E gli va bene almeno per quanto riguarda Alicia Vikander che è la vera sorpresa e quella che meriterebbe di essere premiata ovunque, Eddie Redmayne Invece alterna momenti altissimi di intensità (la scena in cui va ad osservare una donna nuda in uno spettacolo a pagamento copiandone i movimenti o quando scopre il suo corpo davanti allo specchio nascondendone la parte che detesta sono esempi di quello che il film poteva essere ma non è) a smorfie esagerate soprattutto dal momento in cui Lili prende definitivamente il posto di Einar.

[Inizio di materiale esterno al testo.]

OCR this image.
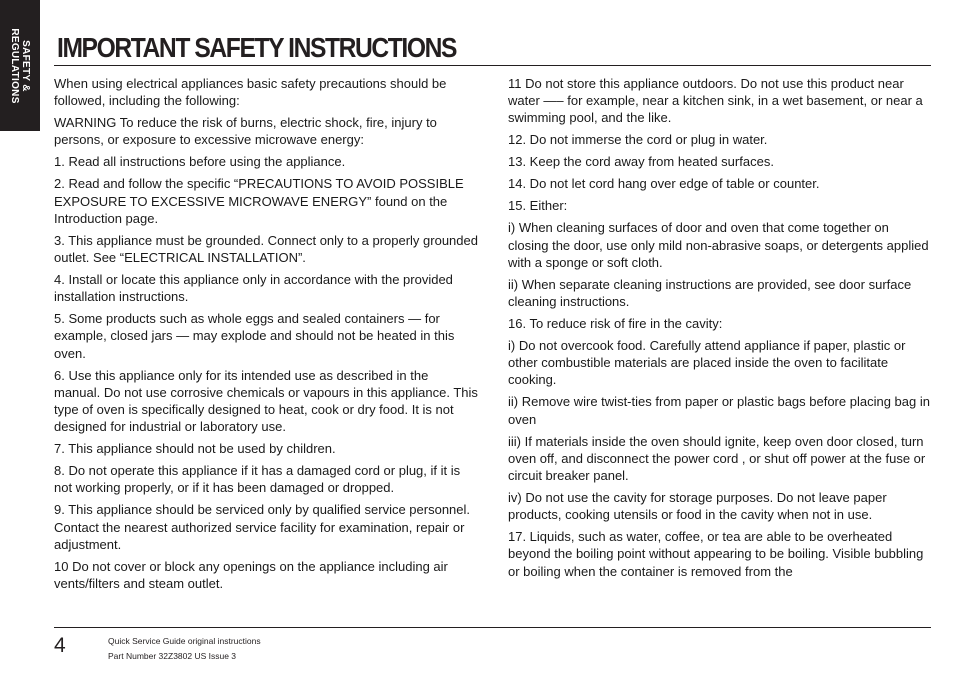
SAFETY &
REGULATIONS IMPORTANT SAFETY INSTRUCTIONS

When using electrical appliances basic safety precautions should be followed, including the following:

WARNING To reduce the risk of burns, electric shock, fire, injury to persons, or exposure to excessive microwave energy:

1. Read all instructions before using the appliance.

2. Read and follow the specific “PRECAUTIONS TO AVOID POSSIBLE EXPOSURE TO EXCESSIVE MICROWAVE ENERGY” found on the Introduction page.

3. This appliance must be grounded. Connect only to a properly grounded outlet. See “ELECTRICAL INSTALLATION”.

4. Install or locate this appliance only in accordance with the provided installation instructions.

5. Some products such as whole eggs and sealed containers — for example, closed jars — may explode and should not be heated in this oven.

6. Use this appliance only for its intended use as described in the manual. Do not use corrosive chemicals or vapours in this appliance. This type of oven is specifically designed to heat, cook or dry food. It is not designed for industrial or laboratory use.

7. This appliance should not be used by children.

8. Do not operate this appliance if it has a damaged cord or plug, if it is not working properly, or if it has been damaged or dropped.

9. This appliance should be serviced only by qualified service personnel. Contact the nearest authorized service facility for examination, repair or adjustment.

10 Do not cover or block any openings on the appliance including air vents/filters and steam outlet.

11 Do not store this appliance outdoors. Do not use this product near water —– for example, near a kitchen sink, in a wet basement, or near a swimming pool, and the like.

12. Do not immerse the cord or plug in water.

13. Keep the cord away from heated surfaces.

14. Do not let cord hang over edge of table or counter.

15. Either:

i) When cleaning surfaces of door and oven that come together on closing the door, use only mild non-abrasive soaps, or detergents applied with a sponge or soft cloth.

ii) When separate cleaning instructions are provided, see door surface cleaning instructions.

16. To reduce risk of fire in the cavity:

i) Do not overcook food. Carefully attend appliance if paper, plastic or other combustible materials are placed inside the oven to facilitate cooking.

ii) Remove wire twist-ties from paper or plastic bags before placing bag in oven

iii) If materials inside the oven should ignite, keep oven door closed, turn oven off, and disconnect the power cord , or shut off power at the fuse or circuit breaker panel.

iv) Do not use the cavity for storage purposes. Do not leave paper products, cooking utensils or food in the cavity when not in use.

17. Liquids, such as water, coffee, or tea are able to be overheated beyond the boiling point without appearing to be boiling. Visible bubbling or boiling when the container is removed from the

4	Quick Service Guide original instructions
Part Number 32Z3802 US Issue 3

Ma per il resto Hooper non cerca neanche lontanamente di farci provare il dolore di Einar e nasconde il percorso che porta alla definitiva presa di coscienza dietro ad un semplice travestimento, al tocco di una calza di seta e un paio di scarpe troppo strette, un modo di rappresentare la realtà che definire didascalico è un eufemismo. Un modo di rappresentare la realtà facile da capire per tutti senza bisogno di alcuno sforzo che si nasconde anche dietro a dialoghi e battute al limite dell’accettabile, il tutto per rendere BELLO qualcosa che dannazione, non lo è per niente. E non è nemmeno divertente, benchè nella sala in cui ho visto il film gli spettatori ridessero ripetutamente in momenti che avrebbero dovuto essere tutto tranne che esilaranti.

Forse nelle mani di un regista più coraggioso, soprattutto in un anno come questo in cui la televisione (con Transparent e Laverne Cox in Orange is the New Black ad esempio) ha come sempre più spesso succede anticipato i tempi e aperto la strada al cinema affrontando la tematica transgender, questa storia sarebbe stata trattata con il dovuto rispetto, senza ricorrere ad espedienti e abbellimenti non necessari, mostrando la brutalità di un processo lungo e doloroso e avrebbe forse evitato la banalità di un finale con metafora telefonata che questa storia non meritava.